Chaosmancer
Legend
I’m not going to keep litigating this. Several other people understood what they were saying, but it is what it is.
Their words stated that if you don’t see the value in a race that is just those traits, nothing more complex or grand or dark or world-shaking, it comes across as not valuing those traits.
Okay. They are wrong. I do value those traits. I've said it repeatedly. I just don't value halflings.
As they should be.
Why?
Yes.
Why?
Why not?
A race isn’t a character. Besides, people have already pointed out some easy flaws you can play with you want that.
And so I didn't have a flawed premise. And my point was never that I can't think of any flaws, but that they are commonly presented without flaws. Which no one has really been able to counter, because they just kept showing their homebrew.
For you, perhaps. Not for people who enjoy halflings as they are. And you can just use gnomes. No one is being deprived of anything, here.
Never said they were.
My point, again, because I know things can get lost in these novels we are writing back and forth, is that that place is good. It is good that a “core” race (insofar as that concept even matters) is just folks.
But the issue isn't that they are just folk. The issue is that they have no origin story. They have no role. You can enjoy the fact that they are just folk, and you can make them interesting folk, that have some story beyond "they are kind farmers".
You could have them be just normal kind folk and have them be far more interesting and have more lore and culture and things to base adventure hooks off of than what they currently have.
Here’s my question, then.
If Brandobaris (my favorite halfling god) and Yondalla and all the other FR hin deities had a solid writeup in 5e, with things like what kind of PCs might represent different priests and knights and other servants of their gods, and the River halflings of 4e (who are mentioned in the 5e PHB) had a little more prominence, and there were some notes in some subclasses about how this or that tradition started with halflings, would that be enough?
Because if not, I think maybe this really is just a case of you not liking halflings and trying to spin it into something bigger than that.
But regardless, it remains a good thing that a core race is just folks.
Yes, that would be awesome.
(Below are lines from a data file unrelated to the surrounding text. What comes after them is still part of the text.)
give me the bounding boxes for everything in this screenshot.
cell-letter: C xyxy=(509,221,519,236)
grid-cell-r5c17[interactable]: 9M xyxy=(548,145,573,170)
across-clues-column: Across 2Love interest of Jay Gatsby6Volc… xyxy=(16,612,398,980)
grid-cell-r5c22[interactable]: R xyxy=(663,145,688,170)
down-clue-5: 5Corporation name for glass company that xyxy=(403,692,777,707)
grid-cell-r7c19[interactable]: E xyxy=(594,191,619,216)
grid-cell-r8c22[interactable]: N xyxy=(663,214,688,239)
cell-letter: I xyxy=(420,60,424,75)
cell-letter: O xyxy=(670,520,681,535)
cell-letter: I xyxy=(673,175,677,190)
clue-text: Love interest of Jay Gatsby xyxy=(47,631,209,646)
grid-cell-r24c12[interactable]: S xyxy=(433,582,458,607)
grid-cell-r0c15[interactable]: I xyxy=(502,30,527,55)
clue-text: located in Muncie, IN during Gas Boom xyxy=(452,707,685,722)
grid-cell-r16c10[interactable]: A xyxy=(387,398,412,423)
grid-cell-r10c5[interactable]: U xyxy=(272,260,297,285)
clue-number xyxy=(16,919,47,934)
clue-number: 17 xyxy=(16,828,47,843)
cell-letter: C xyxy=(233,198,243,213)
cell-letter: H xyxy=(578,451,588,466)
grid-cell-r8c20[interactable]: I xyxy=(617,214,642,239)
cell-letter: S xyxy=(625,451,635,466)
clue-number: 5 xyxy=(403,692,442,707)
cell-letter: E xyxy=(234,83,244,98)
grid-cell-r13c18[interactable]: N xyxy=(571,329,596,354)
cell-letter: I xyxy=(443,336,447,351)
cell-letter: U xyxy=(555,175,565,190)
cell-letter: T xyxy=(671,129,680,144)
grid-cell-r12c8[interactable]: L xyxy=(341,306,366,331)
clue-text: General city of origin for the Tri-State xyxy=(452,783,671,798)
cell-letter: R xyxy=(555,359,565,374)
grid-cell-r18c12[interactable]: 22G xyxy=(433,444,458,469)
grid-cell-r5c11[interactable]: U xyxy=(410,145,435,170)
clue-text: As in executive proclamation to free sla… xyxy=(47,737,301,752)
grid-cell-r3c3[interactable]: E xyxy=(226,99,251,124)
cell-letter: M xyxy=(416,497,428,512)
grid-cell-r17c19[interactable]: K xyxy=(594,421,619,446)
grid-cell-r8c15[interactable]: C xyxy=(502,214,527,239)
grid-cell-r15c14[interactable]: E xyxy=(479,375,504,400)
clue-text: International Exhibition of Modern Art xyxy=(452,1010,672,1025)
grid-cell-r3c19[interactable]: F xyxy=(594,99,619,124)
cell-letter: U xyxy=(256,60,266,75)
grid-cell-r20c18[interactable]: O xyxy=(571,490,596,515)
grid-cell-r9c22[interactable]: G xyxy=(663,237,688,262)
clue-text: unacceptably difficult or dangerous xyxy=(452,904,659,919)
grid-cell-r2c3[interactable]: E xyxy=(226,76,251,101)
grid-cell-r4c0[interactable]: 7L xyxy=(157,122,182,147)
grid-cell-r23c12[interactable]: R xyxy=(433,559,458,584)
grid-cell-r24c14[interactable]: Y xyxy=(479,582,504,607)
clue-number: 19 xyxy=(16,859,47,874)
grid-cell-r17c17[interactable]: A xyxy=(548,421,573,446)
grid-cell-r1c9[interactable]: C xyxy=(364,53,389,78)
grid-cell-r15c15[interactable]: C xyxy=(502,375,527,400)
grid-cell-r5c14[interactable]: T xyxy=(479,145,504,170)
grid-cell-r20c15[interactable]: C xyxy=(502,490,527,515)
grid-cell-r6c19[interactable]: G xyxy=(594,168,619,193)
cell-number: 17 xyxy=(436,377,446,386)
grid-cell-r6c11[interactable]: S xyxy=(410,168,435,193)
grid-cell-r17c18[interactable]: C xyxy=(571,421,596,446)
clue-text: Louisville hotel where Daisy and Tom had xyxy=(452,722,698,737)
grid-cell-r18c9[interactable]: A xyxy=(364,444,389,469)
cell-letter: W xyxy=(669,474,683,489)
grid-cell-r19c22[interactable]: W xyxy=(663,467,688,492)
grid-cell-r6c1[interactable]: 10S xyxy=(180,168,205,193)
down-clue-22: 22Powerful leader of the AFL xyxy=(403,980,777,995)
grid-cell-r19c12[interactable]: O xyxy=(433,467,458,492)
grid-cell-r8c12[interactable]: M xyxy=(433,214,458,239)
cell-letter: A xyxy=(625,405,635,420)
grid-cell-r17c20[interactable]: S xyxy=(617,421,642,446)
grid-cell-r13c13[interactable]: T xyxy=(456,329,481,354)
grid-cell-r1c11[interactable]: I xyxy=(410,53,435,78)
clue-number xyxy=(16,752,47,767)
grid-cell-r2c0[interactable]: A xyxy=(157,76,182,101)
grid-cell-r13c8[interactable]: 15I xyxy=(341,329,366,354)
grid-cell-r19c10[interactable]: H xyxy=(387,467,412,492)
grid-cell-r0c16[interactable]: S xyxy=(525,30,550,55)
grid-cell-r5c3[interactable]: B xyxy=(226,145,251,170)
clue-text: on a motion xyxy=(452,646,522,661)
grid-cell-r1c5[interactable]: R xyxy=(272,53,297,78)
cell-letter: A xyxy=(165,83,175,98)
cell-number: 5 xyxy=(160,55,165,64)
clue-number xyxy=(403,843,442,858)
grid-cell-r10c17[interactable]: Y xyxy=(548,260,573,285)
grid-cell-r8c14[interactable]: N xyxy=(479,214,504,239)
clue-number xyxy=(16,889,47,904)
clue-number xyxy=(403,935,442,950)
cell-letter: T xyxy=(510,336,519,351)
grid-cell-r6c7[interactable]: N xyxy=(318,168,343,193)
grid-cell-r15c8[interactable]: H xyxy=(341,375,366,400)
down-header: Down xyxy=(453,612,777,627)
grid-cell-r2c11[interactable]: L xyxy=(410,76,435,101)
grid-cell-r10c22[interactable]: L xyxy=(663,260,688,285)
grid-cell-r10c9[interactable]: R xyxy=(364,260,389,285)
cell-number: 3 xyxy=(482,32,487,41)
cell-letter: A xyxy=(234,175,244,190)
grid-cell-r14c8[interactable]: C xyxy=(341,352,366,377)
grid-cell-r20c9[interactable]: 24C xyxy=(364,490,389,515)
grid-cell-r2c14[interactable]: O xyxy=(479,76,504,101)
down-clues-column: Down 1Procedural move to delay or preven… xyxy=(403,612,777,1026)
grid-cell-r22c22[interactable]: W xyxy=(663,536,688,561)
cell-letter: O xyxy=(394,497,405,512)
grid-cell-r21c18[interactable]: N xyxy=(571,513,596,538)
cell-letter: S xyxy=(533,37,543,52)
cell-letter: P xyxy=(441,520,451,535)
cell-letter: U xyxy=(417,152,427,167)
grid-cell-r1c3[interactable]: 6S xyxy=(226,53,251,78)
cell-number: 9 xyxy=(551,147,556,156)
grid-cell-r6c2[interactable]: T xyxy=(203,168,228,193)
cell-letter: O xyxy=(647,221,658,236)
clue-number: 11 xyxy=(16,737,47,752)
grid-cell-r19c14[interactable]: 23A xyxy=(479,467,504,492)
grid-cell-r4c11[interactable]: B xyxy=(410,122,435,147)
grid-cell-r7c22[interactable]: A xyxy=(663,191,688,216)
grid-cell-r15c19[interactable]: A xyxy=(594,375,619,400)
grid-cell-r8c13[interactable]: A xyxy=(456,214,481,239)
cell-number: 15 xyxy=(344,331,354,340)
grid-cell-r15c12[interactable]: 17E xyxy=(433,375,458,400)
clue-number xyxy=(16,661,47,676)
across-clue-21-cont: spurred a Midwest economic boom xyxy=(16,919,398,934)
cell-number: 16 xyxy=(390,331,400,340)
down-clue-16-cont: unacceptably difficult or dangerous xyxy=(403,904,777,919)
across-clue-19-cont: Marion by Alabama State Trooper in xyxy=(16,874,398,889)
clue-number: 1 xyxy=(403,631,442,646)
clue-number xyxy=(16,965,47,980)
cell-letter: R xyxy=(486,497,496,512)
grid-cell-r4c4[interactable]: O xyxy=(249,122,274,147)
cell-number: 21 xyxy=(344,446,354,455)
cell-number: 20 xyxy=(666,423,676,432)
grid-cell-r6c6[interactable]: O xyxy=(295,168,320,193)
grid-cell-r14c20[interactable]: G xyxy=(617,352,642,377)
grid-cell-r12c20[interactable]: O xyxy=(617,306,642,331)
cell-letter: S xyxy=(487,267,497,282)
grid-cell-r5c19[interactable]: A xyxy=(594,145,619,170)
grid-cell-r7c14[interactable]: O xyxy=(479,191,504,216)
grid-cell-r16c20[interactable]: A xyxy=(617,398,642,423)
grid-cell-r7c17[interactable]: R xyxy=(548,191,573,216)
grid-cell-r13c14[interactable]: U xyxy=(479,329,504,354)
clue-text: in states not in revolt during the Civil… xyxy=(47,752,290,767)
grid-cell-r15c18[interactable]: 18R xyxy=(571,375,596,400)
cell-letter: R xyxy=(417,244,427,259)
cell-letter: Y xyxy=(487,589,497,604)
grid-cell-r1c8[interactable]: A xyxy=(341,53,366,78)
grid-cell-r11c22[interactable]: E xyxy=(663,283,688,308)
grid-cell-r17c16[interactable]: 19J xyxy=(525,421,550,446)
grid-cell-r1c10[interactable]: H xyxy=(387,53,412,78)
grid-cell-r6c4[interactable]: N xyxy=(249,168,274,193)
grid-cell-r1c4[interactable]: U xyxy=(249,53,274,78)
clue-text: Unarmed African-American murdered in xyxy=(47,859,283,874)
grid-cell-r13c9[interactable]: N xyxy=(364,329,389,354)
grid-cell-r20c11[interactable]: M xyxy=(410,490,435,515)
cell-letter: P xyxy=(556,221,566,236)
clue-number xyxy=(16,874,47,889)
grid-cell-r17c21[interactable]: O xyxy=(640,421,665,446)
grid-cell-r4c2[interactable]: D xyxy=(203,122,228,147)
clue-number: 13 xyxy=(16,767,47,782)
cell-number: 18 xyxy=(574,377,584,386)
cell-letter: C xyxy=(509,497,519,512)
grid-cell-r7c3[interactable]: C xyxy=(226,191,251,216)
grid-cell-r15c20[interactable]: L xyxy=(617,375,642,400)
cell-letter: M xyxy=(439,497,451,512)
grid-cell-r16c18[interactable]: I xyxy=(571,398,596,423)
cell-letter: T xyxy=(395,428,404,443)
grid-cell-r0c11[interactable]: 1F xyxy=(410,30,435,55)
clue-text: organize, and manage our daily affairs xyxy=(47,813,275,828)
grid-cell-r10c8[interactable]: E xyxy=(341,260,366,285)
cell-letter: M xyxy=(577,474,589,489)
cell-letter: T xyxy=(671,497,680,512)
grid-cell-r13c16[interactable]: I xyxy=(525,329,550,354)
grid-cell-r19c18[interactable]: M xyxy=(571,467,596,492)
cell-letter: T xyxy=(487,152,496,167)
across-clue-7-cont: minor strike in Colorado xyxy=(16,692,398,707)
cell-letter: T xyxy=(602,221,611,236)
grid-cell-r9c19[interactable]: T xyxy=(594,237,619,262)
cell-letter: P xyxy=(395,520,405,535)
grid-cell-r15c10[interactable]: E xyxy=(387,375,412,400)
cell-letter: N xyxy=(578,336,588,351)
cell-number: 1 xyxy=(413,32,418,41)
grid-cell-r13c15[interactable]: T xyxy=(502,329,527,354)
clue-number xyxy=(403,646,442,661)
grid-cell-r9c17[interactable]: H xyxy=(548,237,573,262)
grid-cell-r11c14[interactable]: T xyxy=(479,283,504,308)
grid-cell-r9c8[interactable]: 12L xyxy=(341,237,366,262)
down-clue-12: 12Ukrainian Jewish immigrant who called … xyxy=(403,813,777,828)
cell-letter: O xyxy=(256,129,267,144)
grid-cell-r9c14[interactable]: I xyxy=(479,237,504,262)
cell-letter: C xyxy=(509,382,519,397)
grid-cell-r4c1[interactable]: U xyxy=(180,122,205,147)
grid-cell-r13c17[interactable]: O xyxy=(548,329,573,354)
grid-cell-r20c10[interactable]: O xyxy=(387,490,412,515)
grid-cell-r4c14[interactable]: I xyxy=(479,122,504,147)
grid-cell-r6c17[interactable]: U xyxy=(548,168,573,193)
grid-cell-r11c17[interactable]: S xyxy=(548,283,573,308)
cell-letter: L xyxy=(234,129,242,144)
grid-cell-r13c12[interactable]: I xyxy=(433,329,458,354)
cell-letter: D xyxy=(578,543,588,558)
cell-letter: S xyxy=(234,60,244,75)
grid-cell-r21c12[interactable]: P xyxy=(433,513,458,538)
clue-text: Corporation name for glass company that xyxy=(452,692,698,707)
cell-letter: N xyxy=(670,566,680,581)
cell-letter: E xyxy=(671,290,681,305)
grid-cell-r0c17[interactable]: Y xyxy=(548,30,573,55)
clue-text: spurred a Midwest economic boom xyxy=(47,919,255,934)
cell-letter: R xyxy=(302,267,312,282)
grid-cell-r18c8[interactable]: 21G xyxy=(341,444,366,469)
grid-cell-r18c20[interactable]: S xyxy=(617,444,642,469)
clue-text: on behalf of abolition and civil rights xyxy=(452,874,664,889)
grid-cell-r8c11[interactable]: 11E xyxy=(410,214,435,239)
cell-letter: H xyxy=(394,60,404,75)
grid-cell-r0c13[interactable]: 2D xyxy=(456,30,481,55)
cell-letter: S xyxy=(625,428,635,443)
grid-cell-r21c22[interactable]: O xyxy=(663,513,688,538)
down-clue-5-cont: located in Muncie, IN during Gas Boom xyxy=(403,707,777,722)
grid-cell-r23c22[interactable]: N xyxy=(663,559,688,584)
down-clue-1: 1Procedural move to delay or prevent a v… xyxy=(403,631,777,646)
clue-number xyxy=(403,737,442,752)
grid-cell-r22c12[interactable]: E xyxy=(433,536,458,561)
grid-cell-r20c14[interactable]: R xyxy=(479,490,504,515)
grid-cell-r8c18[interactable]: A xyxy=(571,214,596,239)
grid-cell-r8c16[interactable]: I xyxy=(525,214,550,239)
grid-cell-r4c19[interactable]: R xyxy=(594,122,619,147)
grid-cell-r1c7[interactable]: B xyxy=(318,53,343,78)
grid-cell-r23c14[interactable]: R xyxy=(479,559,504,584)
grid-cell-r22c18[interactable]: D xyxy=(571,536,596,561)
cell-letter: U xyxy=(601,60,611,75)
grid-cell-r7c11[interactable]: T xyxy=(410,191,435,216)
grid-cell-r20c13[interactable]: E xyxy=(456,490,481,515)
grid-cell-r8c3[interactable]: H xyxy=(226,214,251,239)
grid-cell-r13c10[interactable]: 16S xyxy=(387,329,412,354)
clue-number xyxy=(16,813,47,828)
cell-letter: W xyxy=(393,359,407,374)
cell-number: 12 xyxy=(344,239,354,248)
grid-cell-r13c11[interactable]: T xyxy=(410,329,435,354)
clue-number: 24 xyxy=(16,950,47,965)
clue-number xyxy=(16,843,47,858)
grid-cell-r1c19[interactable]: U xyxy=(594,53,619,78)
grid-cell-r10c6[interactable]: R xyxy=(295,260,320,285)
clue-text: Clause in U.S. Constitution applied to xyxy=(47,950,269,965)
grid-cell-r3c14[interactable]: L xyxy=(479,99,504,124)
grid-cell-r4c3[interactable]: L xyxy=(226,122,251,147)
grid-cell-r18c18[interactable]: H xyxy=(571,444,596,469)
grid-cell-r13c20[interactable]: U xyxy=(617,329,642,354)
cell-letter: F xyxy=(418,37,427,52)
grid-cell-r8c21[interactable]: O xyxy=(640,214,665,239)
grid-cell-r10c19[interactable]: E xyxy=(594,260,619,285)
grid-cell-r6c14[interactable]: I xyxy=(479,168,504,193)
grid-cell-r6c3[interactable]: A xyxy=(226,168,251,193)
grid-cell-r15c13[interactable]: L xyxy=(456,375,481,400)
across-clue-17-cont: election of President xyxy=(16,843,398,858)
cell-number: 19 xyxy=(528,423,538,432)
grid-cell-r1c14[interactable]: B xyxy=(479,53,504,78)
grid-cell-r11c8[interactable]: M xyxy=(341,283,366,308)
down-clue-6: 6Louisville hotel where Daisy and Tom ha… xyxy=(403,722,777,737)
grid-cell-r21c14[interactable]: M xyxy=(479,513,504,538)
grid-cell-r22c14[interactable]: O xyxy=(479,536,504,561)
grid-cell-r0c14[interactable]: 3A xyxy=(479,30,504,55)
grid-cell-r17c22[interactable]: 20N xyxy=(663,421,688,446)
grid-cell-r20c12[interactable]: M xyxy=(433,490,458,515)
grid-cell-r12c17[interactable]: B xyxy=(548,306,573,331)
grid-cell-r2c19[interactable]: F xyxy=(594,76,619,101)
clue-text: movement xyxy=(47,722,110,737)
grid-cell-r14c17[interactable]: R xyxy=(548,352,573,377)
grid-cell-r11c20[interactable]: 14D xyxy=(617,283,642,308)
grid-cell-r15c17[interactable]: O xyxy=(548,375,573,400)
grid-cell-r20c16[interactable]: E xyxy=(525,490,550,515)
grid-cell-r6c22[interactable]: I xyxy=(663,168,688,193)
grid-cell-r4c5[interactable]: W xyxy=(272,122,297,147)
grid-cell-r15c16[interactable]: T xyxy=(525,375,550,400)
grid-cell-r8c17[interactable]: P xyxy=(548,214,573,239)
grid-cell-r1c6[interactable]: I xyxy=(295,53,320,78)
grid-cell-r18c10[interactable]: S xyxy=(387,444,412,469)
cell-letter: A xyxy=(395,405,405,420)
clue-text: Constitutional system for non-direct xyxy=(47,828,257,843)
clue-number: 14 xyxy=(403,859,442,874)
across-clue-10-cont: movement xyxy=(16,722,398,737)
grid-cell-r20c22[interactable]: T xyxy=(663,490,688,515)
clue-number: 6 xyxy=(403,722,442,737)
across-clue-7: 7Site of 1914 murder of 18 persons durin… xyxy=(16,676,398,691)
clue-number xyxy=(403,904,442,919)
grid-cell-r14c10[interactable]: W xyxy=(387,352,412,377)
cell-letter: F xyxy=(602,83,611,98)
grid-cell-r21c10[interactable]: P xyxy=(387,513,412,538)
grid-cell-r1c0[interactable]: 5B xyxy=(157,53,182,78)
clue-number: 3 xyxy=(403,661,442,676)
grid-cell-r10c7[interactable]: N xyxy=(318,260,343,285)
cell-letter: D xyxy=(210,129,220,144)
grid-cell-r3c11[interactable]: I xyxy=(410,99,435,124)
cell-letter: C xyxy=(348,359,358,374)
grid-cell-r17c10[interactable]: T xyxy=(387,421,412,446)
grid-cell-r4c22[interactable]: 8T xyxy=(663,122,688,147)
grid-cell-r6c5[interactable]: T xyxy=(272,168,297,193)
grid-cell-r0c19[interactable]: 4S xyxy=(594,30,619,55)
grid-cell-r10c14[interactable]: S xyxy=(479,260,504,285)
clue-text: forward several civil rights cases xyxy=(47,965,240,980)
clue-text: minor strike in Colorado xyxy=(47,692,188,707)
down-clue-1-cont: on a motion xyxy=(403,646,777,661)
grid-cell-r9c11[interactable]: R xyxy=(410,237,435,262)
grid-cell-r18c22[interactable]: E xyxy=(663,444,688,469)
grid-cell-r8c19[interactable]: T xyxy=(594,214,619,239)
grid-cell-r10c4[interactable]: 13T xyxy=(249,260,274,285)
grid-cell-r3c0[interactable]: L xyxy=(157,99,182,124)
I think the river halflings offer a good position to work from, I think if the gods and there servants were better represented it would help a lot. If they were connected to different class structures that would be amazing, and actually show this "halflings are bold adventurers" in a really solid way.
All of that would be great. They have none of that right now.
Large changes, sure. I don’t support changing the character and basic premise of stuff between editions unless it’s obscure like Firbolgs.
But adding lore would be fine. As long as it doesn’t involve changing them into something completely different. Halflings don’t need innate magic, or a dark history of violent colonialism, or whatever.
The gnome writeup in Mordy’s is great, for instance. One of the only lore sections I don’t dislike in that book. I wish that halflings had gotten as fun and interesting a writeup.
Just more info on their gods, reminders of halfling heroes, notes of halfling traditions that can be viewed as PC builds, etc.
And more info about the River halflings, and how they tie the trade relations of various realms together, as well as being a welcome source of information as they go from town to town.
I agree. That would be fine. My issue is that they lack so much, not that I want to make them dark and gritty or give them a ton of magical flavor.